It’s the morning after the night before.
British Columbia’s New Democratic Party (NDP) is stunned over the unexpected whipping it received from the B.C. Liberals in the May 14 provincial election, while the winners welcome their fourth consecutive term of majority government.
Now, pollsters are quietly re-registering for polling school. Never had so many pollsters, pundits and many of their media followers been so wrong. When the 28-day campaign started, pollsters had the NDP with at least a 20-point lead and solidly entrenched as the government-in-waiting. That lead shrank to about 10 points in the final days, but voters were advised that a change in government would happen anyway.
Voters had other ideas, obviously. Their thoughts centred on economic stability in uncertain times. And Liberal leader Christy Clark played to those concerns while staging a comeback, one perhaps even more unexpected than Alberta Premier Alison Redford’s upset win in 2012.
Voters often saw Clark campaigning on the nightly news in a hard hat while touring an industrial plant. In TV commercials and speeches, Clark constantly linked a strong economy and jobs that together would fund health, education, etc. The message was simple, and Clark never wavered.

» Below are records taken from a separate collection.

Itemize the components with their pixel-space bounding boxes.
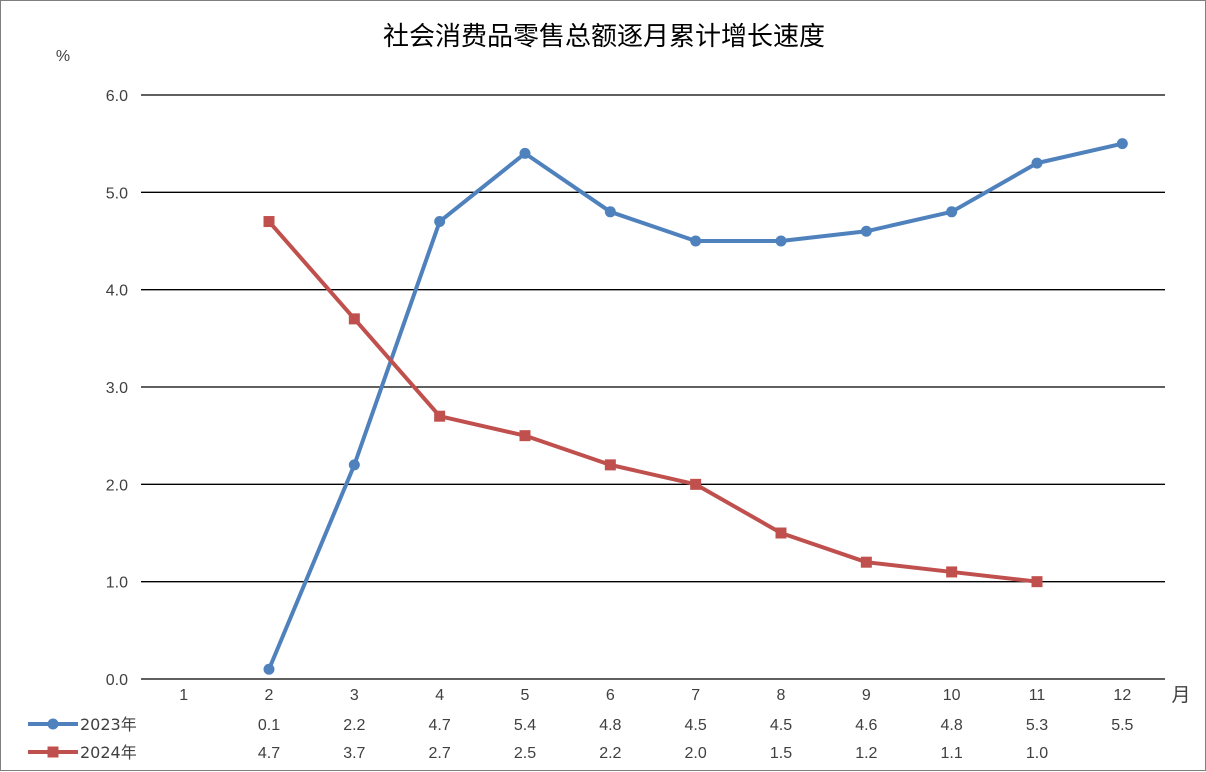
data-point <box>1116 138 1128 150</box>
legend-series-name: 2023年 <box>80 715 137 734</box>
data-table-cell: 2.7 <box>429 745 451 762</box>
x-tick-label: 7 <box>691 687 700 704</box>
data-table-cell: 2.0 <box>685 745 707 762</box>
data-point <box>775 235 787 247</box>
data-table-cell: 4.8 <box>941 717 963 734</box>
data-point <box>519 430 531 442</box>
data-table-cell: 2.5 <box>514 745 536 762</box>
series-line-2 <box>267 220 1038 584</box>
data-table-cell: 5.5 <box>1111 717 1133 734</box>
legend-key-marker <box>47 746 59 758</box>
data-point <box>519 147 531 159</box>
data-table-cell: 2.2 <box>343 717 365 734</box>
x-tick-label: 6 <box>606 687 615 704</box>
data-table-cell: 4.8 <box>599 717 621 734</box>
data-table-cell: 1.2 <box>855 745 877 762</box>
data-point <box>348 313 360 325</box>
data-table-cell: 3.7 <box>343 745 365 762</box>
y-tick-label: 0.0 <box>106 672 128 689</box>
data-point <box>860 556 872 568</box>
data-point <box>690 235 702 247</box>
x-tick-label: 10 <box>943 687 961 704</box>
gridlines <box>141 94 1165 680</box>
series-line-1 <box>267 141 1123 671</box>
data-point <box>1031 157 1043 169</box>
series-lines <box>263 138 1128 675</box>
data-table-cell: 1.0 <box>1026 745 1048 762</box>
y-axis-unit-label: % <box>56 48 70 65</box>
data-point <box>604 459 616 471</box>
data-point <box>348 459 360 471</box>
y-tick-label: 1.0 <box>106 575 128 592</box>
data-point <box>434 216 446 228</box>
x-tick-label: 12 <box>1113 687 1131 704</box>
y-tick-label: 3.0 <box>106 380 128 397</box>
x-tick-label: 8 <box>777 687 786 704</box>
data-table-cell: 4.7 <box>429 717 451 734</box>
x-tick-label: 2 <box>265 687 274 704</box>
data-table-cell: 5.3 <box>1026 717 1048 734</box>
y-tick-label: 5.0 <box>106 185 128 202</box>
data-table: 2023年 0.1 2.2 4.7 5.4 4.8 4.5 4.5 4.6 4.8 5.3 5.5 20… <box>28 715 1134 762</box>
y-tick-label: 4.0 <box>106 283 128 300</box>
x-tick-label: 5 <box>521 687 530 704</box>
x-tick-label: 11 <box>1029 687 1046 704</box>
chart-title: 社会消费品零售总额逐月累计增长速度 <box>383 22 825 52</box>
legend-series-name: 2024年 <box>80 743 137 762</box>
data-table-cell: 1.1 <box>941 745 963 762</box>
data-point <box>860 225 872 237</box>
x-tick-label: 1 <box>179 687 188 704</box>
data-point <box>946 206 958 218</box>
data-point <box>1031 576 1043 588</box>
data-table-cell: 4.7 <box>258 745 280 762</box>
x-tick-label: 3 <box>350 687 359 704</box>
x-axis-ticks: 1 2 3 4 5 6 7 8 9 10 11 12 <box>179 687 1131 704</box>
y-tick-label: 6.0 <box>106 88 128 105</box>
legend-key-marker <box>47 718 59 730</box>
data-point <box>263 216 275 228</box>
data-point <box>263 663 275 675</box>
data-table-cell: 0.1 <box>258 717 280 734</box>
data-table-cell: 4.5 <box>685 717 707 734</box>
y-axis-ticks: 0.0 1.0 2.0 3.0 4.0 5.0 6.0 <box>106 88 128 689</box>
data-table-cell: 2.2 <box>599 745 621 762</box>
x-tick-label: 9 <box>862 687 871 704</box>
data-point <box>690 478 702 490</box>
data-table-cell: 4.6 <box>855 717 877 734</box>
data-point <box>775 527 787 539</box>
data-point <box>434 410 446 422</box>
data-table-cell: 1.5 <box>770 745 792 762</box>
x-axis-unit-label: 月 <box>1171 685 1190 706</box>
data-point <box>604 206 616 218</box>
y-tick-label: 2.0 <box>106 477 128 494</box>
data-table-cell: 5.4 <box>514 717 536 734</box>
x-tick-label: 4 <box>435 687 444 704</box>
data-table-cell: 4.5 <box>770 717 792 734</box>
data-point <box>946 566 958 578</box>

But NDP leader Adrian Dix flip-flopped on some of his party’s policies and basically said no to all pipeline expansion in B.C. on environmental grounds.
That played poorly in B.C.’s north, where pipelines mean jobs and where, consequently, the Liberals made impressive election gains on the way to their 50 seats in the 85-seat legislature.

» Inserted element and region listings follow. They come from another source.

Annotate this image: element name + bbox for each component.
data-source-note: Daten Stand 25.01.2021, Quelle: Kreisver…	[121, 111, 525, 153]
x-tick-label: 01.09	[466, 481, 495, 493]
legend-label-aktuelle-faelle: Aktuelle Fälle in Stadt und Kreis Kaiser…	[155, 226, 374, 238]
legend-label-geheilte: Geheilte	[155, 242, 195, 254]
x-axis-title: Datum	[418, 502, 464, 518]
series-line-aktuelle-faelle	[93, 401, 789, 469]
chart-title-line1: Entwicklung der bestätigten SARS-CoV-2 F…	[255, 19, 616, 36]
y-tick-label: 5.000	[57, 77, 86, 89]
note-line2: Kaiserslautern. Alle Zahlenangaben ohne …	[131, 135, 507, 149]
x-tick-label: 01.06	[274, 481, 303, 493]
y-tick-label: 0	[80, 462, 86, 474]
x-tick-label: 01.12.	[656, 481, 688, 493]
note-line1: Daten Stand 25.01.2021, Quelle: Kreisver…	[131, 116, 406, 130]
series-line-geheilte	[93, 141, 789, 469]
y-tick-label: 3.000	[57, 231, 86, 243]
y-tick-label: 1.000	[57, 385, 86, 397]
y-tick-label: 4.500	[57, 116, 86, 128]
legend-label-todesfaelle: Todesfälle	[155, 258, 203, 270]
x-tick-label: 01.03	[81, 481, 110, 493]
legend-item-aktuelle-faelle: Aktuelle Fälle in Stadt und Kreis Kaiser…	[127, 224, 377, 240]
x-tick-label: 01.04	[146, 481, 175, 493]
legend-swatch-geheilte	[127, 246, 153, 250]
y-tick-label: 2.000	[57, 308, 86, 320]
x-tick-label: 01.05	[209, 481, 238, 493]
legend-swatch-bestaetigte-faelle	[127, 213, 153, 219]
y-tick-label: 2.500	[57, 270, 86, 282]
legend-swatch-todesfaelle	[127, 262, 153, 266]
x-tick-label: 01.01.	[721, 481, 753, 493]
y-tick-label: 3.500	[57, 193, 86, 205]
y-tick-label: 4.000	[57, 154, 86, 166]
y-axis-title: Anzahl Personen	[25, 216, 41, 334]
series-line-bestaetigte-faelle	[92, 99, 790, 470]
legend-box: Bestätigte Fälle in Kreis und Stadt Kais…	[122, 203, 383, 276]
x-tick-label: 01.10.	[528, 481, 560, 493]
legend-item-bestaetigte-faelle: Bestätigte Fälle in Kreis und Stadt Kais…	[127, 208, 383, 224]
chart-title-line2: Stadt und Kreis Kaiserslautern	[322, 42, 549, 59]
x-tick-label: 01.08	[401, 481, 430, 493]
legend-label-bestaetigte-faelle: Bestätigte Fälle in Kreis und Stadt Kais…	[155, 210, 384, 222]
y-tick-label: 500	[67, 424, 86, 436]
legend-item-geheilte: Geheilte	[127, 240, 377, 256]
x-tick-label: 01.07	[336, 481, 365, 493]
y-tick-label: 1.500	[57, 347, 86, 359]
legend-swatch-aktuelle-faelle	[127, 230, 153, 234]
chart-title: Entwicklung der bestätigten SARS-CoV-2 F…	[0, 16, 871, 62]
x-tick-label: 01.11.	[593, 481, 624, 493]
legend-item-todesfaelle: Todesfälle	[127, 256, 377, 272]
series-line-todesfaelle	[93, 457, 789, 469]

Dix’s past haunts him as well. As an aide to former NDP premier Glen Clark in the 1990s, Dix was caught altering documents during an RCMP investigation and then lying about it. Last year, Dix was caught riding the Skytrain in Vancouver without purchasing a ticket.
Many voters didn’t trust Dix, but most pollsters and members of the media missed this signal.

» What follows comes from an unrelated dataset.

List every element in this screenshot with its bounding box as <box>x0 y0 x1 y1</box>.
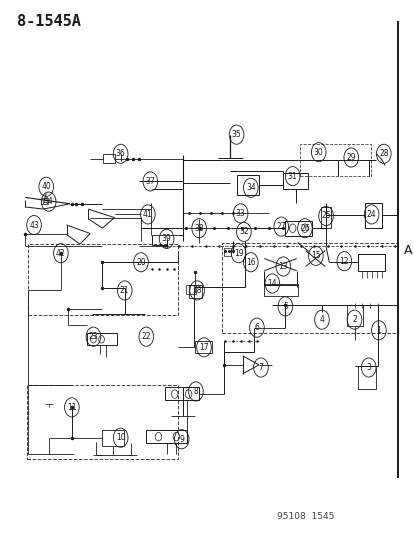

The media, in fact, spent much of the campaign playing repeater, not reporter. They seldom questioned poll data and, while their slings and arrows were constantly aimed at Clark and her Liberals – often for the sins of her predecessor, Gordon Campbell – the policies of Dix and the NDP were seldom scrutinized seriously.
B.C. voters were much smarter. Perhaps they’re craftier as well, because we may also have witnessed the return of a B.C. voting phenomenon from the 1960s and ’70s, known then as “the 20-second Socred.”
This term refers to voters who publicly declared no support for the governing Social Credit party of longtime former premier WAC Bennett but then quietly became party supporters only during the 20 seconds it took to vote.
But, as stunning as the 2013 election was, the real work now begins for Clark’s government. First, she’ll have to win in a byelection because she was narrowly defeated by the NDP in her own Point Grey riding.
Then, the new government will have to tackle the big, complicated issues – pipelines, health care, education, transportation, etc. – many of which will require massive amounts of funding from government coffers that are drying up, primarily due to falling prices in B.C.’s resources-based economy.
But, for the moment, Clark is being called the Comeback Kid. The pollsters are being called back to the classroom.